WebNav: An Intelligent Agent for Voice-Controlled Web Navigation
This work addresses accessibility issues in web navigation for users with disabilities, though it appears incremental as it builds on existing LLM and vision-based methods.
The authors tackled the problem of inflexible web interaction for accessibility by introducing WebNav, a voice-controlled agent that uses a dual LLM architecture to translate natural language commands into executable actions on graphical interfaces, demonstrating a promising approach for intelligent web automation.

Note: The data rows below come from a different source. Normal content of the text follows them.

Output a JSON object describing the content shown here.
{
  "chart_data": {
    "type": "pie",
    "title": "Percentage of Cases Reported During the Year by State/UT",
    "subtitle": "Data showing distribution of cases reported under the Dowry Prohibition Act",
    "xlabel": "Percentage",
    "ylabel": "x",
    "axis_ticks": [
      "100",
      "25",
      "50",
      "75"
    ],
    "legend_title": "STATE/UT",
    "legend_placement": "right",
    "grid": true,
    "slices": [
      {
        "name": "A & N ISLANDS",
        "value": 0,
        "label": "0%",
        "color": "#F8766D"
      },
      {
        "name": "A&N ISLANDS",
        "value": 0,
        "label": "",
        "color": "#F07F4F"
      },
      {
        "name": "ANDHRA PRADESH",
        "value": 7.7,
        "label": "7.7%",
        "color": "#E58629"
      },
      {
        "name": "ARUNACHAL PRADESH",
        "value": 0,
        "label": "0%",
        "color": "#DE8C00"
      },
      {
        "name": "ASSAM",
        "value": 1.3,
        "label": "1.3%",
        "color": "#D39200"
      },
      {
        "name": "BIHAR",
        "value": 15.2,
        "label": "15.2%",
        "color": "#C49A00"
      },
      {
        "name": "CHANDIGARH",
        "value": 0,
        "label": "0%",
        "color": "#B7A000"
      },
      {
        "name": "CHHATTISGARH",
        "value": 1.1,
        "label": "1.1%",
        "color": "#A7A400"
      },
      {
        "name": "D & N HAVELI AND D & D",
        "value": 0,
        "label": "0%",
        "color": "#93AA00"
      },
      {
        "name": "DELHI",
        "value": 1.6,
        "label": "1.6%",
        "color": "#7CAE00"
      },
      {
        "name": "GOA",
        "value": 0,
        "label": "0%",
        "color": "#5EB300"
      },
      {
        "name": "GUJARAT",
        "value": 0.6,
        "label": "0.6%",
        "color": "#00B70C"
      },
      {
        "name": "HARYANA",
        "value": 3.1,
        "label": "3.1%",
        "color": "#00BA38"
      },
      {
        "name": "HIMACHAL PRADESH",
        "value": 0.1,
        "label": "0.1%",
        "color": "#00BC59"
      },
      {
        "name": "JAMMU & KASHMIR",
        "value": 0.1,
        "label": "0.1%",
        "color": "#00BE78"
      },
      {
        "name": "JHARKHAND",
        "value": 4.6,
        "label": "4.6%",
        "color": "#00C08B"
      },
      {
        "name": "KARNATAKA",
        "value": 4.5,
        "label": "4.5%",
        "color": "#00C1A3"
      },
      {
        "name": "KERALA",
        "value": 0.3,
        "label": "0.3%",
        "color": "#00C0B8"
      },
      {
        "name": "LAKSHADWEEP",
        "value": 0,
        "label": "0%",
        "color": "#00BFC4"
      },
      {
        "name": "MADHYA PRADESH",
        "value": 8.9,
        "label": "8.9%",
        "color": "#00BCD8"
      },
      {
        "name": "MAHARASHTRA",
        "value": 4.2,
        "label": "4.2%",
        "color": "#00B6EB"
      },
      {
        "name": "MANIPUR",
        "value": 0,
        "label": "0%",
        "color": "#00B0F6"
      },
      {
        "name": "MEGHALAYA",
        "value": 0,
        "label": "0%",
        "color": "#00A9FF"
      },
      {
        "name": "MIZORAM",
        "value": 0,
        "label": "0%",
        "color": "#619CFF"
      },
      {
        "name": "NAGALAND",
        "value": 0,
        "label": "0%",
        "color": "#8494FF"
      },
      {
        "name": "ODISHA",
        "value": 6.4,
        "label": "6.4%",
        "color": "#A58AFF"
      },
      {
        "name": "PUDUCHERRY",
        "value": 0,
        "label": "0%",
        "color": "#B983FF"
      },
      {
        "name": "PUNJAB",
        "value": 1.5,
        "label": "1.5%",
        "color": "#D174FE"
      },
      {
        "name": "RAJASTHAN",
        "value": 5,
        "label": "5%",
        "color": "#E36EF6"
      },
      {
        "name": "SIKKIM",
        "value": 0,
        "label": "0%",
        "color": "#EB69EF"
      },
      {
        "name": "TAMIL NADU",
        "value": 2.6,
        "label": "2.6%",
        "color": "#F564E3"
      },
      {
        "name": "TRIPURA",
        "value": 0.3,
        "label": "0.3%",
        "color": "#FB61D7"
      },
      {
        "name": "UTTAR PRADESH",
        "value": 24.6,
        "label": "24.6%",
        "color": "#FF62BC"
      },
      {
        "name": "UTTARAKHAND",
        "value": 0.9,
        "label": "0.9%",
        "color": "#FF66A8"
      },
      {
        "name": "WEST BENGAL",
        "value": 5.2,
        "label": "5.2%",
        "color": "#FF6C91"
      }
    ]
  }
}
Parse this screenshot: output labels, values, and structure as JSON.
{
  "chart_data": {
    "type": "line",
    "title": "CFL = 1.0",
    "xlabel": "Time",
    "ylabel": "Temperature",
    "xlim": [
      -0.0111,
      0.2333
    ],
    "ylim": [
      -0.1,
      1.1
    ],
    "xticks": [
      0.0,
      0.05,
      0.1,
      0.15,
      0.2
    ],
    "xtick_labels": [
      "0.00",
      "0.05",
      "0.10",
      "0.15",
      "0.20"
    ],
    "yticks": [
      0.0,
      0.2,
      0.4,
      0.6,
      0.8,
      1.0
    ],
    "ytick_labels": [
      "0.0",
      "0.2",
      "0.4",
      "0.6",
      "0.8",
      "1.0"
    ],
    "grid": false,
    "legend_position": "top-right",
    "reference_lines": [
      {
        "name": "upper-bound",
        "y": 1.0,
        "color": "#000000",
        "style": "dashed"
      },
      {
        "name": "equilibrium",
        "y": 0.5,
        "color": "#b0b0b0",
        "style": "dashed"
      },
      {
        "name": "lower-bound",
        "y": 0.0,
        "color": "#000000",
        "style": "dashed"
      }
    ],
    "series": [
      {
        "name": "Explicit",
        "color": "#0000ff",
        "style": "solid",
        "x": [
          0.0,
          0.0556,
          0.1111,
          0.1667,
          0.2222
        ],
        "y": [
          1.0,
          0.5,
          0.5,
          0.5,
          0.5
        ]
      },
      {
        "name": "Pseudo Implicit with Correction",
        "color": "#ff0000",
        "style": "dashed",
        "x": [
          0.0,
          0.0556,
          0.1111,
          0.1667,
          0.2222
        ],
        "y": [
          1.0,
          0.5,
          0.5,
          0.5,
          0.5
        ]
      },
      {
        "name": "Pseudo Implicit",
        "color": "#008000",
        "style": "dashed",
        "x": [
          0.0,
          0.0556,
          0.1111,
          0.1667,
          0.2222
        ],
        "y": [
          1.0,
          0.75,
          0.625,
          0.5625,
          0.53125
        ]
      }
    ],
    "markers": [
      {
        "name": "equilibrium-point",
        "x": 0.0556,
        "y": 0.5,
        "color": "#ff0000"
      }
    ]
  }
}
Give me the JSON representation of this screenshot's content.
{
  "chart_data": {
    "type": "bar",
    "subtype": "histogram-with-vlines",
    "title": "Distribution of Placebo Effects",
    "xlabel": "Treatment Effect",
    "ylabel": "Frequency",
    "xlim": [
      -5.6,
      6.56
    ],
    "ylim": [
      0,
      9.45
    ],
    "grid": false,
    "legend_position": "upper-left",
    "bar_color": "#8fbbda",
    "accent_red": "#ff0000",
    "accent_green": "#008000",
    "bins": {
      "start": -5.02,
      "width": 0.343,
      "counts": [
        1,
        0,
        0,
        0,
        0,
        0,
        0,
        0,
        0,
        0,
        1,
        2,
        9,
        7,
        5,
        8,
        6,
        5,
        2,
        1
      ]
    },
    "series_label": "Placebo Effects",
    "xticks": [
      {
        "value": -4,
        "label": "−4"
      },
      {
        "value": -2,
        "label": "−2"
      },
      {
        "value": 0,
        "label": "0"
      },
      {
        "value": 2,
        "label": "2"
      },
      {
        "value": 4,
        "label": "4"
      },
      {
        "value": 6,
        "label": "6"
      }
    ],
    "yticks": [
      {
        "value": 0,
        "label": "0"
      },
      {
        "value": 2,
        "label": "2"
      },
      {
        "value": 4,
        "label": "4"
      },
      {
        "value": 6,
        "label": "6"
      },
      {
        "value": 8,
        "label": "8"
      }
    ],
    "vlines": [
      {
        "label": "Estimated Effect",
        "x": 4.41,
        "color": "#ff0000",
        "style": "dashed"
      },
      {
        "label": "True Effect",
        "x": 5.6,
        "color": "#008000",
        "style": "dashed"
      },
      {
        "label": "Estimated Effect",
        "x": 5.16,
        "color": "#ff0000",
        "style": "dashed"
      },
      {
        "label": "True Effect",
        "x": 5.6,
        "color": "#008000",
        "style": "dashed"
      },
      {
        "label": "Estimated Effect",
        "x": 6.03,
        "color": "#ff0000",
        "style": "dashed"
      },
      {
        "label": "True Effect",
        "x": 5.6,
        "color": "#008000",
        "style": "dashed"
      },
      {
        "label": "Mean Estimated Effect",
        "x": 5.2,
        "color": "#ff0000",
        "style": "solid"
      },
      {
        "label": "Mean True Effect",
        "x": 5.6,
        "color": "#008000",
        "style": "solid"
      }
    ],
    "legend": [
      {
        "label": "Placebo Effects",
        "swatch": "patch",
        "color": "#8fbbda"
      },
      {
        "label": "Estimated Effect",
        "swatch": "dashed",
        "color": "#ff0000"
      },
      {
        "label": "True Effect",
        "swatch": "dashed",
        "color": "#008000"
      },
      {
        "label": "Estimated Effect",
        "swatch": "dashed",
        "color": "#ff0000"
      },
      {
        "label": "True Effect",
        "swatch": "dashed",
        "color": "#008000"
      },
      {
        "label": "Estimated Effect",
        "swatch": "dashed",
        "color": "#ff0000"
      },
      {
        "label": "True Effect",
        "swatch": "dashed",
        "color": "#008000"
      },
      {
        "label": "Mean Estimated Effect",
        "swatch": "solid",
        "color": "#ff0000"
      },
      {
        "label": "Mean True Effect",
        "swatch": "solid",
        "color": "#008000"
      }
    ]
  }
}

The current state of modern web interfaces, especially in regards to accessibility focused usage is extremely lacking. Traditional methods for web interaction, such as scripting languages and screen readers, often lack the flexibility to handle dynamic content or the intelligence to interpret high-level user goals. To address these limitations, we introduce WebNav, a novel agent for multi-modal web navigation. WebNav leverages a dual Large Language Model (LLM) architecture to translate natural language commands into precise, executable actions on a graphical user interface. The system combines vision-based context from screenshots with a dynamic DOM-labeling browser extension to robustly identify interactive elements. A high-level 'Controller' LLM strategizes the next step toward a user's goal, while a second 'Assistant' LLM generates the exact parameters for execution. This separation of concerns allows for sophisticated task decomposition and action formulation. Our work presents the complete architecture and implementation of WebNav, demonstrating a promising approach to creating more intelligent web automation agents.